I do not know about you, but I answer these questions like no one has ever asked me a question before. I grin uncontrollably, mimicking the Joker as I shout ‘Reid Halls’ five times over the music. I roll my eyes internally at my stupid level of enthusiasm. The interrogator nods politely feigns intrigue and forgets the answer to the first question by the time they ask the third. I sm also guilty of this; I went so far as to invite someone whose number I took in an Introduction Seminar over to my flat for coffee. That was how desperate I was in Freshers’ Week. I was going to meet her outside the library but had to ask her to make her own way to Reid. I would not have been able to pick her out of the crowd. It is plausible that I could have approached another stranger and led them back to Reid instead. The bottom line is unless they fancy you, the chances are that the first time you meet someone they will not retain any information about you other than that you are a student at Royal Holloway. Yes, good start. Very good.
So that begs the question: how do you make an impression? How do you get people to want to get to know you? You either have sociopathic tendencies or you are lying if you do not admit you obsessed over the answer to this question during the summer preceding Freshers’. There are the obvious answers, like when you live with someone. It is in everyone’s best interests to stay on reasonable terms with the random bunch you live with in the first year. So, you get to know each other. Over tea, you chat gap years and past relationships. When stumbling back after three or four in a row at the SU, you laugh hysterically at something that should not be funny. What is important is that you are bonding. You may be bonding for life. Just like that, these random people become not so random. Then friends. Then close friends. But that is the easy way to make an impression: it is an impression of necessity.

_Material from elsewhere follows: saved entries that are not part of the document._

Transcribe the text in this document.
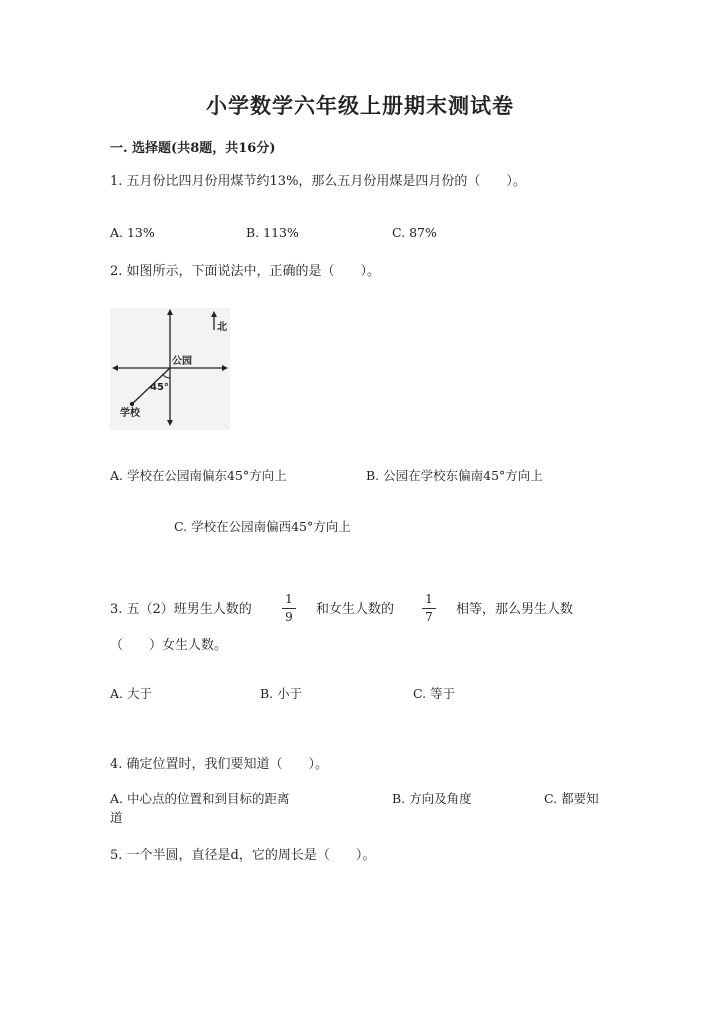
小学数学六年级上册期末测试卷
一. 选择题(共8题，共16分)
1. 五月份比四月份用煤节约13%，那么五月份用煤是四月份的（　　）。
A. 13%	B. 113%	C. 87%
2. 如图所示，下面说法中，正确的是（　　）。
北
公园
45°
学校
A. 学校在公园南偏东45°方向上	B. 公园在学校东偏南45°方向上
C. 学校在公园南偏西45°方向上
3. 五（2）班男生人数的
1
9 和女生人数的
1
7 相等，那么男生人数
（　　）女生人数。
A. 大于	B. 小于	C. 等于
4. 确定位置时，我们要知道（　　）。
A. 中心点的位置和到目标的距离	B. 方向及角度	C. 都要知
道
5. 一个半圆，直径是d，它的周长是（　　）。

During Week One (which kind of should be Week Zero, but that is a whole other conversation), you are introduced to your course. This usually happens over poorly orchestrated games and Tesco digestives. There are two things to hope for in such a situation: that you meet your best friend of all time and that the digestives are lathered in milk chocolate. The pressure here is immense. For all of us who were reared on the likes of How I Met Your Mother and Friends, we know the weight that the impression you make in University carries. It can be life-altering or, if you get unlucky, and some of us do, life-shattering. That is how significant the first few weeks of university are; they have the potential to shape our adult lives.

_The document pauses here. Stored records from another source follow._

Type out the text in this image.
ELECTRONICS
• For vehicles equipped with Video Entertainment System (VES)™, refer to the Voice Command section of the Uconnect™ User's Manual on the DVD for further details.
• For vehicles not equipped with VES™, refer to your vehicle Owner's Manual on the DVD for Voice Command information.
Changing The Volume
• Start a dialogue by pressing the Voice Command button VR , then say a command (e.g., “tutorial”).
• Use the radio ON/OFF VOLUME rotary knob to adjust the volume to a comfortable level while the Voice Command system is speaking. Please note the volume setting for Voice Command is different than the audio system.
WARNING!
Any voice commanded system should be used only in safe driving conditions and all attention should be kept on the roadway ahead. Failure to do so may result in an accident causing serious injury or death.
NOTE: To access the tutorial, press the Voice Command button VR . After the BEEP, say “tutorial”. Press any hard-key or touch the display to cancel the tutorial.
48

Think about it, some of you have literally met the person you are going to marry since starting Uni. You may have met your best man or your maid of honour. You have met your Chandler. (I was going to say Ross, but I feel like Chandler is the guy we would all prefer to meet.) My point is that most of us have these thoughts in the first few weeks, and we hope it will be as exciting and wonderful as we have been led to believe. But we have got to meet these people by putting ourselves out there and showing up for the chocolate digestives fiasco. It is worth it in the long-term, but it is hard in the short-term. It is scary. It feels like nearly everyone is looking through you, but then you make someone laugh. They notice you, and you take their snapchat. You take the same modules as them. You sit beside them in class. Then you get chatting to this other student in your core module, and they are funny. You arrange to meet at the SU, at the Boiler House. They tell you that they have not been finding it easy to get to know people. You read into that as ‘you are the person who could change all that’. A little intense, but you run with it. Suddenly, but it felt agonisingly slow at the time, you have several people you consider friends. Whom you feel comfortable with. It is week four or five at this point. You are sitting at your kitchen table, waiting for your roommate/best mate, and you realise you are going to be fine. ‘Mum, I think I am going to be okay’. She texts back three smiley faces and a cow emoji.